平成24年4月から原告が退職する平成25年3月31日まで、葛岡裕(以下、「校長」という。)が同校の校長であり、平成23年4月から原告が退職する平成25年3月31日まで、中村良一(以下、「副校長」という。)が同校の副校長であった(以下校長と副校長を会わせて「管理職ら」という。)。
2 事案の概要
本件は、障がいを持つ子供が通う高等学校において、一人通学の実施を要望する保護者が、当該子供の行動の判断力やコミュニケーション力及び行動の傾向から、一人通学をさせることに危険が伴い容易に実現できないと判断した原告に対し、管理職らに原告が自分の子供を指導しないように要望したり、子供の通信簿から名前を削除するよう要望したりし、管理職らはこの保護者の要望に安易に応じた上、さらに原告に対して他の教師には行っていない管理職らによる授業参観や課題の作成、毎週の管理職らとの面談を行った結果、原告は過大なストレスを抱え、心身に不調を来たして休職等を余儀なくされ、学校という場が好きで長年教師をしてきたにも拘わらず、満足に職場へ復帰できないまま失意のうちに退職したため、学校設置者である被告に対し、下記のとおり、国家賠償法1条1項又は債務不履行責任に基づき、慰謝料としての損害賠償の支払いを求めるものである。
本来であれば、管理職らは現場の担当教師と協力して子供の一人通学の可否を具体的に検討する必要があり、学校として保護者の要望に対する根本的な問題の解決にあたるべきであるのに、本件において管理職らは、現実的根本的な解決を図ろうとせずに主張の強い保護者側に安易に同調し、現場の教師である原告に不条理な問題解決を強いて無責任な行動に出たのであり、原告が被った精神的損害は一方でない。
本件は、教育の現場で最善を模索するという本来容易でない職務の中で、管理職らが過大な要求をする保護者に適切に対応できず、その管理職らの行為によって現場の教師が働けなくなったものであって、ひいては教育を受ける子供への不利益を招き、学校そのものの機能不全に繋がる重大な問題を孕んだ事件である。
3 国家賠償責任
(1)原告の権利
使用者は、「職場が被用者にとって働きやすい環境を保つよう配慮する注意義務」がある。裁判例はかかる注意義務の存在を認め、「右注意義務を怠った場合には、右の立場にある者に被用者に対する不法行為が成立することがあり、使用者も民法七一五条により不法行為責任を負うことがある」と判断している(福岡地裁平成4年4月16日判時1426号49頁)。

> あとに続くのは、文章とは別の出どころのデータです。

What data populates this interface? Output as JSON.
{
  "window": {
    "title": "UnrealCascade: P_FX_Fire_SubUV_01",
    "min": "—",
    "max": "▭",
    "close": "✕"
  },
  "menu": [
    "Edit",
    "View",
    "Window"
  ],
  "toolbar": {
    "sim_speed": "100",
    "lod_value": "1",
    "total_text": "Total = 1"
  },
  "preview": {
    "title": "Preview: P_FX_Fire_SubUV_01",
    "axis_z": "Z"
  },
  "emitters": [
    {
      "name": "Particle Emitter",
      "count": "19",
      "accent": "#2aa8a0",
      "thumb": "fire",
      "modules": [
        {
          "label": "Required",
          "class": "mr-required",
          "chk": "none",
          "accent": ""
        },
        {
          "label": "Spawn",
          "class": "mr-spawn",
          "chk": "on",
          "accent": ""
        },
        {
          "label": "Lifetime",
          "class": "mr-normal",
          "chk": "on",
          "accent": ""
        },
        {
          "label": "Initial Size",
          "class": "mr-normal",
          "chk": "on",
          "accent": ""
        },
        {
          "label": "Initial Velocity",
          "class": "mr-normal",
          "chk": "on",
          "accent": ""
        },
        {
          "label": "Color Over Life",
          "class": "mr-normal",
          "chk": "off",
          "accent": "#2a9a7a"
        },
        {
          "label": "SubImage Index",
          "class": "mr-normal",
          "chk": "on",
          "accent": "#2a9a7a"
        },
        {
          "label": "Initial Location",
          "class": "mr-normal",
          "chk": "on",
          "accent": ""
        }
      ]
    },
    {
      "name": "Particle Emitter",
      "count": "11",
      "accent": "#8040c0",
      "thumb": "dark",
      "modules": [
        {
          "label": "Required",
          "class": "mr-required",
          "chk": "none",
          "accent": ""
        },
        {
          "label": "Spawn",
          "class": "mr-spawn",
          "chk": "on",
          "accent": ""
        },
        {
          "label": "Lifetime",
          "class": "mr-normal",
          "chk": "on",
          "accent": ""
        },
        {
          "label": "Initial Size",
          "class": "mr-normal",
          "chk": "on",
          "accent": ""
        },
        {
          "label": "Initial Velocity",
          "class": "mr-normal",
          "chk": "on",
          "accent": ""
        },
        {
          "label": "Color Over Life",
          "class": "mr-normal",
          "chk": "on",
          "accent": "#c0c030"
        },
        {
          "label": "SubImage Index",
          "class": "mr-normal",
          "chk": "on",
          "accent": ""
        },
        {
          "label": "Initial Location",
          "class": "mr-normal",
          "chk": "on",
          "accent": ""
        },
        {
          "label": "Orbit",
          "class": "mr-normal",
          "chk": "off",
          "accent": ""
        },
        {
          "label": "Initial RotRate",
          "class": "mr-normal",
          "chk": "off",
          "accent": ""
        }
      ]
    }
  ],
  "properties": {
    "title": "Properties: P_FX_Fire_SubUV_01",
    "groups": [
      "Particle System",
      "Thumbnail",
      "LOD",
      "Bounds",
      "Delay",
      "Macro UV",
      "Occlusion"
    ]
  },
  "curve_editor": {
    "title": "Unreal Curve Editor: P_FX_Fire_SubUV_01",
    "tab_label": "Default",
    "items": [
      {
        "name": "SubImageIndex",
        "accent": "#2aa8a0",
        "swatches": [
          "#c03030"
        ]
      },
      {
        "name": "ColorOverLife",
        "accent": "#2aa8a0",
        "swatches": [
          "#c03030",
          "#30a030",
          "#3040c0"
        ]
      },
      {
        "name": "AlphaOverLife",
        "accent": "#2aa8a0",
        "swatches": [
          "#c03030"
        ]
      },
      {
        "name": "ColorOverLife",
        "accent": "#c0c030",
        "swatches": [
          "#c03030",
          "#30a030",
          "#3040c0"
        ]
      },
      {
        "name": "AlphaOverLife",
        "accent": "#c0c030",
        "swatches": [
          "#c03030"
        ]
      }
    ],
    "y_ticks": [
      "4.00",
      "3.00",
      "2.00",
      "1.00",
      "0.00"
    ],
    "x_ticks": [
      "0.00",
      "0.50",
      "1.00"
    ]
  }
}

本件において、原告は、働きやすい職場環境で働く利益を有していた。
(2)管理職らによる加害行為
ア 総論
本件で問題となる加害行為は、①道路横断時の左右の確認や状況に応じた判断が出来ず、飛び出し行為(興味のあるものに対する突発的な行動)があると認められる男子生徒N(以下、「N君」という。)に対し、学級担任の原告及び訴外千葉佳子教諭(以下、「千葉」という。)が一人通学実施は困難と判断していたにもかかわらず、N君の母親から管理職に対する直接の要求があったことから、管理職らが独断で一人通学指導の開始を決定し、生徒の安全への配慮や具体的方法の検討に関心を示さずその実行や責任を原告に押しつけたこと、②管理職らが、N君の母親の要求に追随し、N君の1学期の通信簿から副担任である原告の名前を消すなど、本来不必要な行為を行ったこと、③N君の母親に原告に対する指導を行っていると説明するため、管理職らが原告の授業観察を頻繁に行い、本件には関係のない課題(教材の作成)を与え、報告名目で週1回の面談を行うなど、原告に本来不必要な行為を強いたこと、である。以下で詳述する。
イ 入学以来のN君の状況について
平成24年4月、原告は1年A組の副担任であり、訴外千葉佳子が同学級の担任であった。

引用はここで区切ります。